Lo que representa para una comunidad monástica la reaparición del aleluya en la noche de Pascua y el diluvio de vocalizaciones que se suceden a lo largo del tiempo pascual no se puede traducir en palabras. El Aleluya es nuestra atmósfera. Volvemos a la vida. El signo palpable de nuestra vocación celestial ha reaparecido en nuestros labios, en nuestro aliento, en nuestros oídos, ante nuestros ojos. En el cielo, dice San Agustín, nosotros gritaremos: ¡Amén, Aleluya! Amén que significa: el Señor ha cumplido sus promesasAleluya: alabado sea Dios.
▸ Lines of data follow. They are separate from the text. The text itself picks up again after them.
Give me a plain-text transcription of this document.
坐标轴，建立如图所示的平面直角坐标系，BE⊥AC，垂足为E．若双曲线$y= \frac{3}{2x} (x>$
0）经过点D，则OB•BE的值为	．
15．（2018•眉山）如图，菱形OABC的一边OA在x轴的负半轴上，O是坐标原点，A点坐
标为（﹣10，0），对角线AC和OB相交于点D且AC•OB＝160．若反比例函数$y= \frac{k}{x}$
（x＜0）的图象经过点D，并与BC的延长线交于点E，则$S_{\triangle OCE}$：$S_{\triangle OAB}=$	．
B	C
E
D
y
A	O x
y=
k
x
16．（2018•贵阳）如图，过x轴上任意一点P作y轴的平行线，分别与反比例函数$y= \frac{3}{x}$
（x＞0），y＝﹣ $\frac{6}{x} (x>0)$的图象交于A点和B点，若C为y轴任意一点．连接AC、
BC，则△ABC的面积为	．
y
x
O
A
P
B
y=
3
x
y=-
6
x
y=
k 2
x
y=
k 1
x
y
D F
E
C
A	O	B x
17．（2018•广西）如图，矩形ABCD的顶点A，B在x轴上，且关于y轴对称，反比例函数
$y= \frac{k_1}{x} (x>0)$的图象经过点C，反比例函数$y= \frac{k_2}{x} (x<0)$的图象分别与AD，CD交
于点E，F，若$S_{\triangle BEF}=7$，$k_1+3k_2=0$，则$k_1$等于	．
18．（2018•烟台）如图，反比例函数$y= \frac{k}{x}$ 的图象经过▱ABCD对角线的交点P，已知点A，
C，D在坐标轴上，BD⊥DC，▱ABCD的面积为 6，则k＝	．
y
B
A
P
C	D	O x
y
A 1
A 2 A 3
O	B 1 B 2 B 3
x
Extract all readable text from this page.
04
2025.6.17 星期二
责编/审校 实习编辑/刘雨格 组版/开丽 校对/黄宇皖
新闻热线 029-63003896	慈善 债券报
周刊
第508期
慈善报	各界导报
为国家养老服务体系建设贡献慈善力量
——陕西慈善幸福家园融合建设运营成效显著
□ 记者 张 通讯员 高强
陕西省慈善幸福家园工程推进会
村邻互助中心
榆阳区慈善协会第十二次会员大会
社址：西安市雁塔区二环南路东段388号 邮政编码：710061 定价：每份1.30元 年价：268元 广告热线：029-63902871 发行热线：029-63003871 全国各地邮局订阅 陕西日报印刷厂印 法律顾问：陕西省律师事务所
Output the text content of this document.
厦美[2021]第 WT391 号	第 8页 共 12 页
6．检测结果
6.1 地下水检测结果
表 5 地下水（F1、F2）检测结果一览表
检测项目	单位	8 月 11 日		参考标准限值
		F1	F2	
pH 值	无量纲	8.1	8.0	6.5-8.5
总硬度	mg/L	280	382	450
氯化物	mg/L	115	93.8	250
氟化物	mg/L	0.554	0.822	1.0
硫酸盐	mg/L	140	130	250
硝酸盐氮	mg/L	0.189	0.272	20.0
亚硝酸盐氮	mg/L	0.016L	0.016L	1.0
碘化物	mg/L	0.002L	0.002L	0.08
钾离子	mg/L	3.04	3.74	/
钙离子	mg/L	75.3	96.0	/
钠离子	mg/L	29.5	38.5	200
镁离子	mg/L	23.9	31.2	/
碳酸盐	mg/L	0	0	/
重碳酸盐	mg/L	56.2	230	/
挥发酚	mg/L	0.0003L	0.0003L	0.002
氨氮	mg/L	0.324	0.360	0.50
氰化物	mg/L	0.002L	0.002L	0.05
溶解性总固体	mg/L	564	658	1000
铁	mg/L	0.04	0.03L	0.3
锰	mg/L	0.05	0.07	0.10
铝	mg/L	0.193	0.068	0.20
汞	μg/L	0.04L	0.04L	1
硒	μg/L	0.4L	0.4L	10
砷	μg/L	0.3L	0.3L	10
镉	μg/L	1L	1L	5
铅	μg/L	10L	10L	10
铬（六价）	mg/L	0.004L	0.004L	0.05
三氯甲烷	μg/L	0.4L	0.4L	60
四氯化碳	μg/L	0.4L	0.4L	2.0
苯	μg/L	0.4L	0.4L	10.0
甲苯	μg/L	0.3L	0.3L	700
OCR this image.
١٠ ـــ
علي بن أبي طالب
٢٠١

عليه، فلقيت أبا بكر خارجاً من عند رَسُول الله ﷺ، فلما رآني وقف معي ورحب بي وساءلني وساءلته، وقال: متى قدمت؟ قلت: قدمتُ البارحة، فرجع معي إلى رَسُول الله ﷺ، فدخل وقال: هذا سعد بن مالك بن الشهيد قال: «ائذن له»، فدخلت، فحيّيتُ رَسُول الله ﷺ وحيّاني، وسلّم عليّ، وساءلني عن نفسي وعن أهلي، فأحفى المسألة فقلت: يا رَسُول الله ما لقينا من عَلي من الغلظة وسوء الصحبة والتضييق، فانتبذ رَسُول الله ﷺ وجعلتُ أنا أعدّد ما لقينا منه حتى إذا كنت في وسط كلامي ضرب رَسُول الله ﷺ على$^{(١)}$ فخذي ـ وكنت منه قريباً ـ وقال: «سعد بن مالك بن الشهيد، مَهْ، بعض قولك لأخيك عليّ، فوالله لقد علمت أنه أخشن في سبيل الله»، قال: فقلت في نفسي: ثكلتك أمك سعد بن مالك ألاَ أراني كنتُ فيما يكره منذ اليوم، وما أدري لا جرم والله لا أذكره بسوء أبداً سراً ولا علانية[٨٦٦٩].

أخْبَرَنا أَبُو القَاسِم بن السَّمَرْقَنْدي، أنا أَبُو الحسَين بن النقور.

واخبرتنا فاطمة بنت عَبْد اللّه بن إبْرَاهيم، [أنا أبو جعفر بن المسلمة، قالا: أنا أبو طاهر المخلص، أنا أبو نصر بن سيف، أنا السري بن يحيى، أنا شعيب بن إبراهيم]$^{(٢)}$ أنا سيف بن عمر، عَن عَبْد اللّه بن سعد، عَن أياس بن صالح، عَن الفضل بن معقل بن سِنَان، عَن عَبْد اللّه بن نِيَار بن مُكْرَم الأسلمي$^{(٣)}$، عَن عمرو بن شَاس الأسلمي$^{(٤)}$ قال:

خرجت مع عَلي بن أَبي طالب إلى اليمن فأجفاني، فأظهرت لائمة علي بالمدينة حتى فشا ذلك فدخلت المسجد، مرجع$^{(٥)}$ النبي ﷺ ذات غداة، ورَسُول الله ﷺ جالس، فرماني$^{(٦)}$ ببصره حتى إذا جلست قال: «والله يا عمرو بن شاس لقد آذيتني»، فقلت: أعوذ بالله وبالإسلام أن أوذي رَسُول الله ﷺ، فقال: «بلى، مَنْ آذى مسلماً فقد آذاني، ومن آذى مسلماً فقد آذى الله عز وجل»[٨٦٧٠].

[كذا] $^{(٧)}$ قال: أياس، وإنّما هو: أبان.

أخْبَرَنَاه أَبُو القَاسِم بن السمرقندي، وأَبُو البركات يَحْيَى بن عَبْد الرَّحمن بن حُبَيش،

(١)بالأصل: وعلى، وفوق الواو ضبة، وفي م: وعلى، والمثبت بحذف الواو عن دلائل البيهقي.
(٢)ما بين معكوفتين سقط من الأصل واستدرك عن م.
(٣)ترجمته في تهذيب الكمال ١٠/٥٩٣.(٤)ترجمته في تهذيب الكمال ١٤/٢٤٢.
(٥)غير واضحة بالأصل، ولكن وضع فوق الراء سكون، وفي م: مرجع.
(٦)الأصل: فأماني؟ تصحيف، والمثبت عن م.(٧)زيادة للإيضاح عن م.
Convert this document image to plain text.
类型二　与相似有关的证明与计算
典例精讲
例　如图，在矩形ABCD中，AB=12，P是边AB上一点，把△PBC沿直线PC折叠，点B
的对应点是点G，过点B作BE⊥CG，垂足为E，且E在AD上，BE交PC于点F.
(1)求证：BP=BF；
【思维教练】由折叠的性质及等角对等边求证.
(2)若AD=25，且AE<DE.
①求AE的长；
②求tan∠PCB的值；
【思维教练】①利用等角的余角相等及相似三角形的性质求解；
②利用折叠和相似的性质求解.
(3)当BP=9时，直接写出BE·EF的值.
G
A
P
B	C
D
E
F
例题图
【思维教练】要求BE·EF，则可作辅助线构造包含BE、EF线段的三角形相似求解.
Aún no estamos en el cielo, pero por la gratuidad del amor, una parte de ustedes, que crece cada día, ya es transportada: el aleluya es para nosotros arrullo, epitalamio, acompañamiento, música interior, canto de camino. Y para decirlo todo, según un antiguo dicho, nosotros mismos somos aleluyas vivientes.


***

[1] Tiempo litúrgico que comprende las tres semanas anteriores a la Cuaresma, que fue suprimido durante la reforma litúrgica y que permanece únicamente en el calendario antiguo. A partir del domingo de la Septuagésima se debe omitir el aleluya de la liturgia y, en algunos lugares, se mantiene la costumbre de una “ceremonia fúnebre” para enterrarlo.

[2] Reverendo Padre, les anuncio un gran gozo, que es: ¡Aleluya!

[3] Aquí se puede escuchar la voz débil y ronca, pero muy bien afinada, de Benedicto XVI.

Por Benedictus/Dom Gérard Calvet.

 Itinéraires.

Dom Gérard Calvet, fundador y abad de la abadía benedictina de Sainte-Madeleine du Barroux.